In formulating an opinion, the physician need not opine about the specific length of time that the person requesting medical assistance in dying has remaining in his or her lifetime. (AB v. Canada 2017 ONSC 3759, para 79-80)

Therefore, natural death will be reasonably foreseeable if a medical or nurse practitioner is of the opinion that a patient’s natural death will be sufficiently soon or that the patient’s cause of natural death has become predictable

[10] See Professional Standard and Guidelines Regarding Informed Patient Consent to Treatment

[11] Since one of the criteria for eligibility requires a patient to be capable of making decisions, particular caution should be paid to this eligibility criterion in the context of a patient with a mental illness. Caution is also advised in general when addressing patients with mental illnesses seeking medical assistance in dying, as the federal government is in the process of reviewing the issue of such requests where mental illness is the sole underlying medical condition. It is uncertain what the outcome of this review may be, and while it is underway some confusion has arisen as to the eligibility of patients where mental illness is the sole underlying medical condition. While the eligibility criteria do not exclude such patients, the fact such review is underway warrants further caution. Physicians are encouraged to seek advice from CMPA or other counsel before dealing with such cases.

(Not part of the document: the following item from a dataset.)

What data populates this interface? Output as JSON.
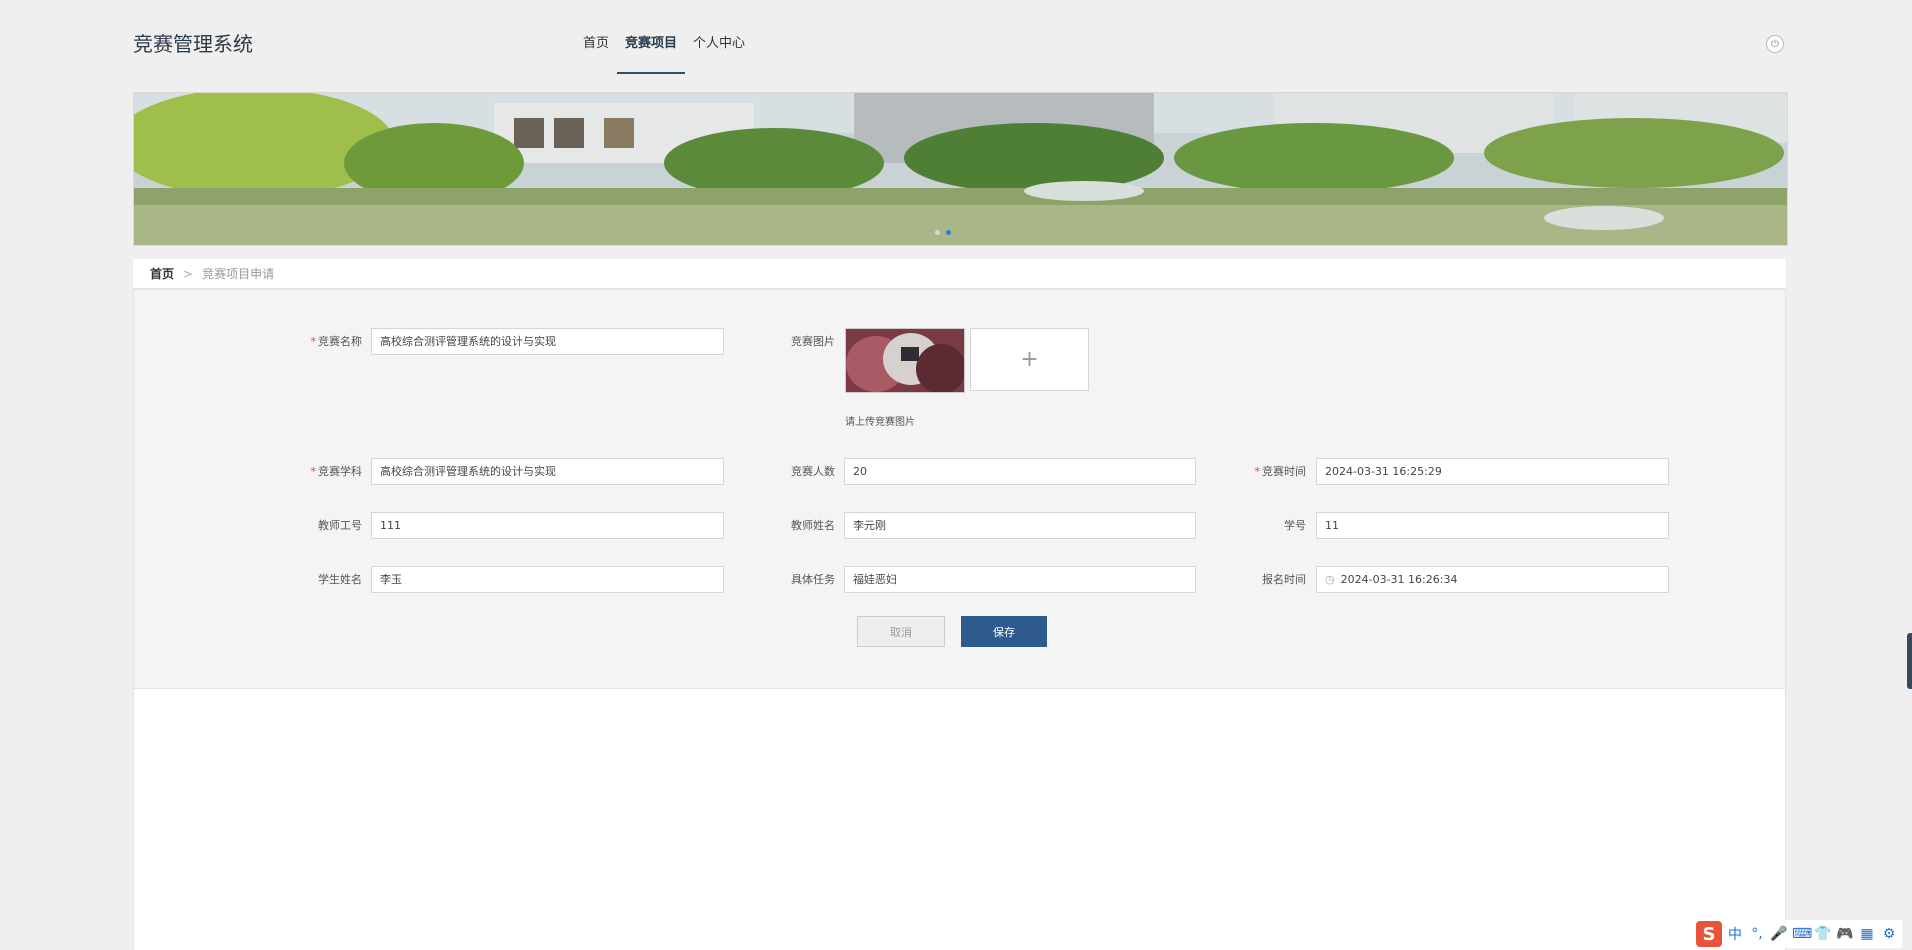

[12] Medical assistance in dying may be provided by a medical practitioner or a nurse practitioner. This Standard applies only to medical practitioners, but it is possible for one or both of the persons referred to as the “First” or “Second” Physician in this Standard to be a nurse practitioner. This Standard should be read with that in mind, and in keeping with the definitions of “medical practitioner” and “nurse practitioner” set out in Article 9.

[13] The two practitioners are independent from each other if they:

  • are not a mentor to the other practitioner or responsible for supervising their work;
  • do not know or believe that they are a beneficiary under the will of the person making the request, or a recipient, in any other way, of a financial or other material benefit resulting from that person’s death, other than standard compensation for their services relating to the request; or
  • do not know or believe that they are connected to the other practitioner or to the person making the request in any other way that would affect their objectivity.

[14] If the person requesting medical assistance in dying is unable to sign and date the request, another person who is at least 18 years of age and who understands the nature of the request for medical assistance in dying, and who does not know or believe that they are a beneficiary under the will of the person making the request, or a recipient, in any other way, of a financial or other material benefit resulting from that person’s death, may do so in the person’s presence, on the person’s behalf and under the person’s express direction.

[15] Any person who is at least 18 years of age and who understand the nature of the request for medical assistance in dying may act as an independent witness, except if they

  • know or believe that they are a beneficiary under the will of the person making the request, or a recipient, in any other way, of a financial or other material benefit resulting from that person’s death;
  • are an owner or operator of any health care facility at which the person making the request is being treated or any facility in which that person resides;
  • are directly involved in providing health care services to the person making the request; or
  • directly provide personal care to the person making the request.

[16] See Professional Standard and Guidelines Regarding Informed Patient Consent to Treatment

[17] “practitioner” includes both medical practitioners and nurse practitioners

[18] From paragraph 41 of Carter Trial Decision.